Scientific classification
- Kingdom: Animalia
- Phylum: Arthropoda
- Class: Insecta
- Order: Odonata
- Infraorder: Anisoptera
- Family: Libellulidae
- Genus: Sympetrum
- Species: S. parvulum
- Binomial name: Sympetrum parvulum (Bartenev, 1912)
- Synonyms: Sympetrum eroticoides Oguma, 1922 ; Sympetrum fuscousus Kobayashi, 1941 ; Sympetrum parvum Tada, 1942 ; Sympetrum ruptum Needham,1930 ; Thecodiplax parvula Bartenev, 1912;

= Sympetrum parvulum =

- Authority: (Bartenev, 1912)
- Conservation status: LC

Species of dragonfly

Sympetrum parvulum is a species of libellulid dragonfly. They range from 2.2 to 2.6 cm long.

== Habitat ==
S. parvulum is found in China, the Russian Far East, Japan, Korea, and the Matsu Islands in Taiwan.

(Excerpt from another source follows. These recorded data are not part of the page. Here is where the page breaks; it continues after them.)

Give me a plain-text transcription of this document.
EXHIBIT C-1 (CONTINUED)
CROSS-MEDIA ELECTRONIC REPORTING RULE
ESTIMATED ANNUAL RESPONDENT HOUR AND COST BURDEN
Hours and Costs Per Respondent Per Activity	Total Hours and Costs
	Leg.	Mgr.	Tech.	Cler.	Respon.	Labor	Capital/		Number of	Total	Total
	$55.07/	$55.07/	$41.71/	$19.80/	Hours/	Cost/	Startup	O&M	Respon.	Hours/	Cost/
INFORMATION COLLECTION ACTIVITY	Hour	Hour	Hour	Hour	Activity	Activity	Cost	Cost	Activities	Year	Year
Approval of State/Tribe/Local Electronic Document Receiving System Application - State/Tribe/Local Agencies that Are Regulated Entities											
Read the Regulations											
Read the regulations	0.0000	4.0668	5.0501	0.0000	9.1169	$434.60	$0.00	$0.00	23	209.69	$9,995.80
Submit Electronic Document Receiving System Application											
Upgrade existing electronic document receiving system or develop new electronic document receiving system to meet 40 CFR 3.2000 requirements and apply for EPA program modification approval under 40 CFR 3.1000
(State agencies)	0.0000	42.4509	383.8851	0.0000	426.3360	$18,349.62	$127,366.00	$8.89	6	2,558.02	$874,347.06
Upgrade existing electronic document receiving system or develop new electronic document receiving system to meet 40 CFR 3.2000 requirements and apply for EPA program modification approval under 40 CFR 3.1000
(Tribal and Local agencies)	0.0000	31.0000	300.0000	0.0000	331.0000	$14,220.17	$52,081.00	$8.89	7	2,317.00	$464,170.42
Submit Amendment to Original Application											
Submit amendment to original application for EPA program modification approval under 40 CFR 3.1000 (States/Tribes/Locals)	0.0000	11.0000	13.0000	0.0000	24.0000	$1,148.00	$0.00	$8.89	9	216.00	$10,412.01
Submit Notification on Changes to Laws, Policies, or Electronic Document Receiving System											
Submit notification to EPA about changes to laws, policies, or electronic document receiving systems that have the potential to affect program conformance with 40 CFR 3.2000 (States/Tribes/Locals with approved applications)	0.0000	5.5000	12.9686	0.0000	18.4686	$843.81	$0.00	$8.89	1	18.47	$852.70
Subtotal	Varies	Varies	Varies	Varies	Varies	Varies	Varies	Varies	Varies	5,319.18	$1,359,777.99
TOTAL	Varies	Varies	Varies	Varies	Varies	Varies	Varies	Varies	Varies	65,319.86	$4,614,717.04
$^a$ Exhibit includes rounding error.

The dragonflies are inhabitants of vegetation-rich marshes and adjacent forest fringes, as well as shaded areas of paddy fields.

== Behaviour ==
Males are territorial. In some dragonflies, the male escorts the female while she deposits her eggs by holding on to her head with his abdominal legs. This is called the tandem behaviour. The other kind of protective behaviour practised by some dragonfly males is simply called guarding, wherein the male stays close to, but not actually touching, the female, and acts in an aggressive manner to other males, similar to the way he protects his territory. Which of these escort behaviours the males adopt usually varies my species, but in Sympetrum parvulum, both protective behaviours are reported. A 1979 paper published in Researches on Population Ecology studied S. parvulums escort behaviour in detail.

== Conservation ==
Sympetrum parvulum was assessed as "Least Concern" on the IUCN red list in 2007.